Once everyone else was awake, I told my husband my plan of cleaning most of the day. He agreed the house situation was a bit out of control and offered to take the kids up to his parents’ house for a few hours so I could get most things back to normal.

That’s right. He didn’t offer to pitch in or fold some laundry or anything. On the outside, it looks like he heard it was cleaning day and was high-tailing it out of there as fast as he could. However, that’s not at all what he was doing. What he was doing was making things easy on both of us.

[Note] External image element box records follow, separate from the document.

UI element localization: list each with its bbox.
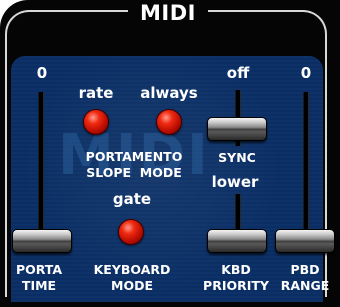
pbd-range-value: 0 xyxy=(300,64,312,82)
porta-time-value: 0 xyxy=(36,64,48,82)
kbd-priority-label-line1: KBD xyxy=(221,262,251,277)
keyboard-mode-value: gate xyxy=(112,190,152,208)
porta-time-track[interactable] xyxy=(38,92,44,232)
kbd-priority-switch-handle[interactable] xyxy=(207,229,267,253)
portamento-slope-led-button[interactable] xyxy=(83,109,109,135)
porta-time-label-line2: TIME xyxy=(21,278,57,293)
pbd-range-track[interactable] xyxy=(303,92,309,232)
pbd-range-label-line2: RANGE xyxy=(280,278,330,293)
portamento-slope-value: rate xyxy=(78,84,114,102)
portamento-mode-led-button[interactable] xyxy=(156,109,182,135)
porta-time-label-line1: PORTA xyxy=(15,262,63,277)
kbd-priority-value: lower xyxy=(211,173,259,191)
sync-switch-handle[interactable] xyxy=(207,117,267,141)
pbd-range-fader[interactable] xyxy=(275,229,335,253)
portamento-mode-value: always xyxy=(140,84,198,102)
keyboard-mode-label-line2: MODE xyxy=(111,278,153,293)
keyboard-mode-led-button[interactable] xyxy=(118,219,144,245)
sync-label: SYNC xyxy=(218,150,256,165)
porta-time-fader[interactable] xyxy=(12,229,72,253)
kbd-priority-switch-track[interactable] xyxy=(235,194,241,232)
keyboard-mode-label-line1: KEYBOARD xyxy=(93,262,171,277)
panel-title: MIDI xyxy=(128,0,208,26)
sync-value: off xyxy=(226,64,250,82)
portamento-label-line1: PORTAMENTO xyxy=(85,149,183,164)
kbd-priority-label-line2: PRIORITY xyxy=(203,278,269,293)
midi-panel-frame: MIDI MIDI 0 PORTA TIME rate always PORTA… xyxy=(0,0,340,307)
portamento-label-line2: SLOPE MODE xyxy=(86,165,182,180)
pbd-range-label-line1: PBD xyxy=(290,262,320,277)
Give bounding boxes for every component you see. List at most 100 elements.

It’s difficult for me to clean with everyone around. I need solitude. I need loud music. I need to be left alone to get shit done. This is not how my husband cleans, so he and I aren’t always the most productive when we tackle things like this together. But what he is good at is taking the kids away from me for a few hours so I can make magic happen. We both sincerely believe we’re getting off easy. After all, I get to be by myself all afternoon, and he doesn’t have to clean. This is why our marriage is strong.

It’s because we’ve figured out what works for us, and we don’t care what anyone else thinks or what it looks like to outsiders looking in. My husband wasn’t being lazy or shirking responsibility when he left with our children; rather he was doing exactly what he knew I wanted. He knew my wants and needs in that particular situation because we’ve figured out our strengths and weaknesses together and separately. It occurs in other facets of our lives as well.

I hate getting my clothes wet so something like bath time with two toddlers is a level of hell in my world because I say “wash your face,” and they hear “splash all the water onto the floor.” My husband doesn’t care if he gets wet, which is why he predominantly does bath time. I’m never in the mood to make breakfast in the mornings, but on the weekend that’s one of the first things he does after getting out of bed. He does something he enjoys, I get to reap the benefits of bacon and eggs, and then I clean the kitchen when we’re all done, which means he doesn’t have to which means I’m blessing him which means we’re both happy.

This is what works for us. It doesn’t work for everyone. I’ve had friends remark that my husband and I aren’t equal, that I do more, that he doesn’t do enough, but the fact is I don’t care what they say because they’re not married to us. They don’t know the hours and days we’ve spent figuring out how to make our marriage work and what it looks like. They don’t know the arguments and eyerolls that have happened as we find our groove, our routine.

The fact is that every person is different, every couple is different, and every couple needs to do quite a few rounds of trial and error to discern what is going to make their marriage run smoothly. If something works for you and your partner, regardless of how strange it may seem to outsiders, you do you. Whatever keeps the peace in the house and the love in the bedroom is what matters. Marriage is hard, so work for it the best way you can and don’t give a second thought to what anyone else thinks about it.